The truth is, that the act gives to the Court a legal discretion upon the subject. A trial in the proper County might have been ordered, when the offences were committed; but no candid man will say, that, at that time, such an order would have been justifiable. The next step, therefore, was to bind the offenders over to this Court, having complete jurisdiction of the case; and, now, the only questions are, whether it is practicable to refer the trials to the counties, respectively, in which the offences were committed? And, if practicable, whether it can be done without great inconvenience?
On the question of practicability, two difficulties occur: 1st. Whether the indictments found at this Court, can be transfferred to a special Court?* And 2nd. Whether the motion is not too late; for, as 'the indictment ought to be considered as inseparably incident to the trial, and in truth a part of it' (Fost. C. L. 235. 9.) can the trial be commenced here, and be terminated elsewhere?
But even if it were practicable, on legal principles, to direct a special Court, can it be thought convenient, or safe, in the present state of Northampton and Bucks counties, to do so?

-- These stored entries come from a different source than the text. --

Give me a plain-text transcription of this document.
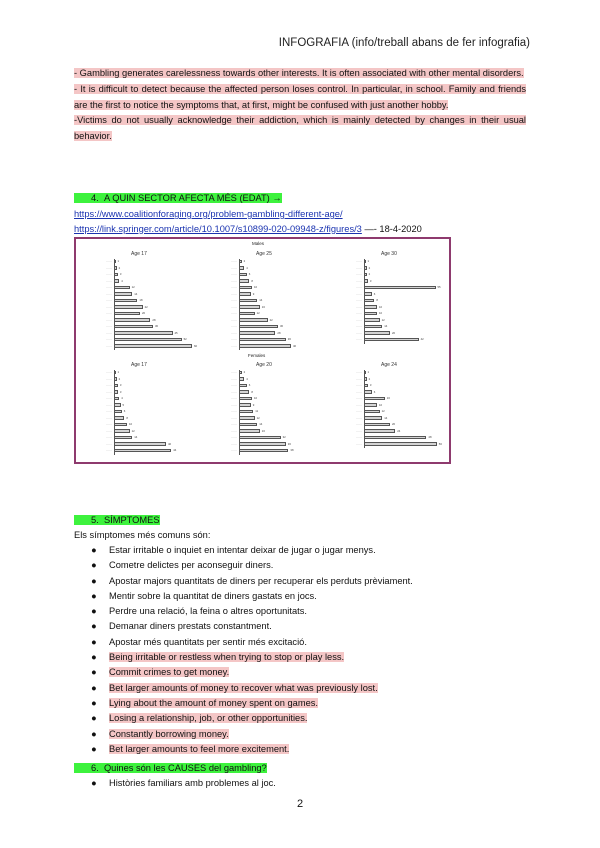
INFOGRAFIA (info/treball abans de fer infografia)

- Gambling generates carelessness towards other interests. It is often associated with other mental disorders.

- It is difficult to detect because the affected person loses control. In particular, in school. Family and friends are the first to notice the symptoms that, at first, might be confused with just another hobby.

-Victims do not usually acknowledge their addiction, which is mainly detected by changes in their usual behavior.

4. A QUIN SECTOR AFECTA MÉS (EDAT) →
https://www.coalitionforaging.org/problem-gambling-different-age/
https://link.springer.com/article/10.1007/s10899-020-09948-z/figures/3 —- 18-4-2020
Males
Females
Age 17	Age 25	Age 30
Age 17	Age 20	Age 24
······ 1
······ 2
······	3
······	4
······	12
······	14
······	18
······	22
······	20
······	28
······	30
······	45
······	52
······	60
······ 2
······	4
······	6
······	8
······	10
······	9
······	14
······	16
······	12
······	22
······	30
······	28
······	36
······	40
······ 1
······ 2
······ 2
······	3
······	55
······	6
······	8
······	10
······	10
······	12
······	14
······	20
······	42
······ 1
······ 2
······	3
······	3
······	4
······	5
······	6
······	8
······	10
······	12
······	14
······	40
······	44
······ 2
······	4
······	6
······	8
······	10
······	9
······	11
······	12
······	14
······	16
······	32
······	36
······	38
······ 1
······ 2
······	3
······	6
······	16
······	10
······	12
······	14
······	20
······	24
······	48
······	56
5. SÍMPTOMES
Els símptomes més comuns són:
● Estar irritable o inquiet en intentar deixar de jugar o jugar menys.
● Cometre delictes per aconseguir diners.
● Apostar majors quantitats de diners per recuperar els perduts prèviament.
● Mentir sobre la quantitat de diners gastats en jocs.
● Perdre una relació, la feina o altres oportunitats.
● Demanar diners prestats constantment.
● Apostar més quantitats per sentir més excitació.
● Being irritable or restless when trying to stop or play less.
● Commit crimes to get money.
● Bet larger amounts of money to recover what was previously lost.
● Lying about the amount of money spent on games.
● Losing a relationship, job, or other opportunities.
● Constantly borrowing money.
● Bet larger amounts to feel more excitement.
6. Quines són les CAUSES del gambling?
● Històries familiars amb problemes al joc.
2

It is evident, that nothing but an armed force has recently been sufficient to quell the insurrection, and to arrest the insurgents; and, we hope, that it will never be expected from the exercise of a judicial discretion, that a Court of justice shall be voluntarily placed in a situation, where the execution of its functions, and the maintainance of its authority, must depend on the same military auxiliary.
Upon both grounds, however, we think the motion ought to be rejected.
[Footnote *] 3 Dall. Rep. 17. 18. was cited on this point.